Stress in the workplace increases healthcare cost by two in any organization. In the given scenarios, managers suffer from lack of best alternative to handle their stress, which they are likely to pass to their employees. The employees are likely to suffer stress that affects their relationship with one another or with the managerial team, and of which in some cases the causal factors of stress may remain unaddressed or hard to speak about. To supporting the managers this collection advocates that managers adapt a mindfulness training and emotional labor models.
According to Health Advocate, Inc, (2009, p11) mindfulness training, is a stress free oriented approach that involves directing the mind or training the mind to have its attention directed on the moment. The main objective of the technique is to ensure that awareness is enhanced through cognitive behavioral approaches, physical exercises and relaxation techniques, productivity is increased, and stress is reduced. The approaches are made to train people to be able to trace qualities of relaxation and peace, silence, stillness and rest in whatever they do every day, regardless of their situation. Mindfulness technique will help managers to manage their personal reactivity and impulses, meet their goals and grow less critical. As thus, they will less diffuse their emotions to their employees despite their daily challenges.
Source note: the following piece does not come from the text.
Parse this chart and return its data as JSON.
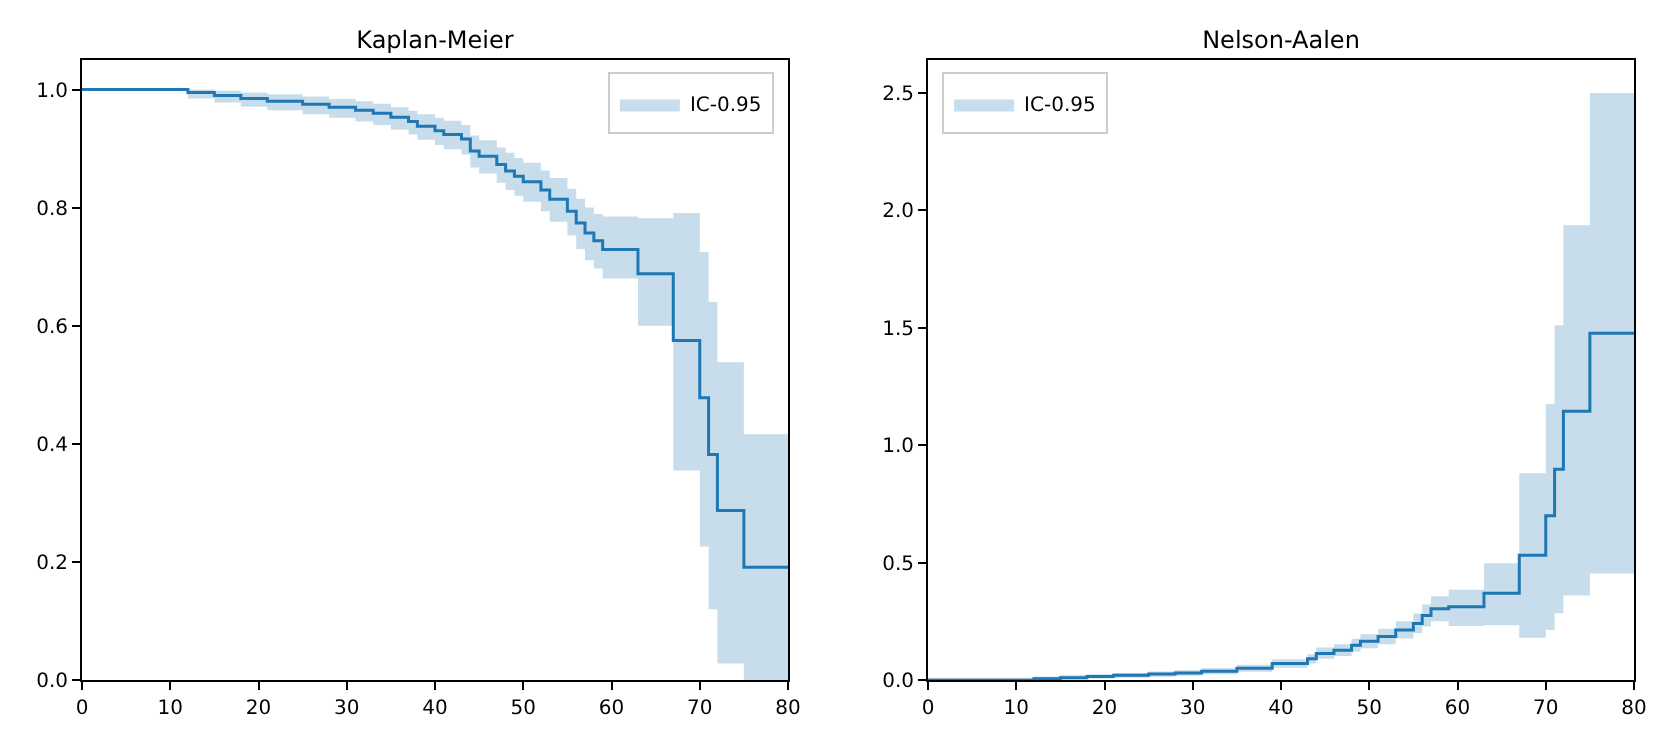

The second recommendation is the application of emotional labor concept. According to Chu, (2002, p1) emotional labor theory refers to the ability to manipulate outward behavior or inner feeling of either a manager or an employee to display the expected emotion that remain within the occupational norms or rules. In a 285 survey among hotel employees in employing emotional labor theory, Chu, (2002, p1) the study found that emotive effort (deep acting) and high emotive dissonance (surface acting) were positively linked with job satisfaction and inversely correlated with emotional exhaustion. Low emotive dissonance (genuine acting) was found to positively correlate with emotional exhaustion and inversely correlate with job satisfaction.
Chu, K.H. 2002. The Effects of Emotional Labor on Employee Work Outcomes. Blacksburg, Virginia.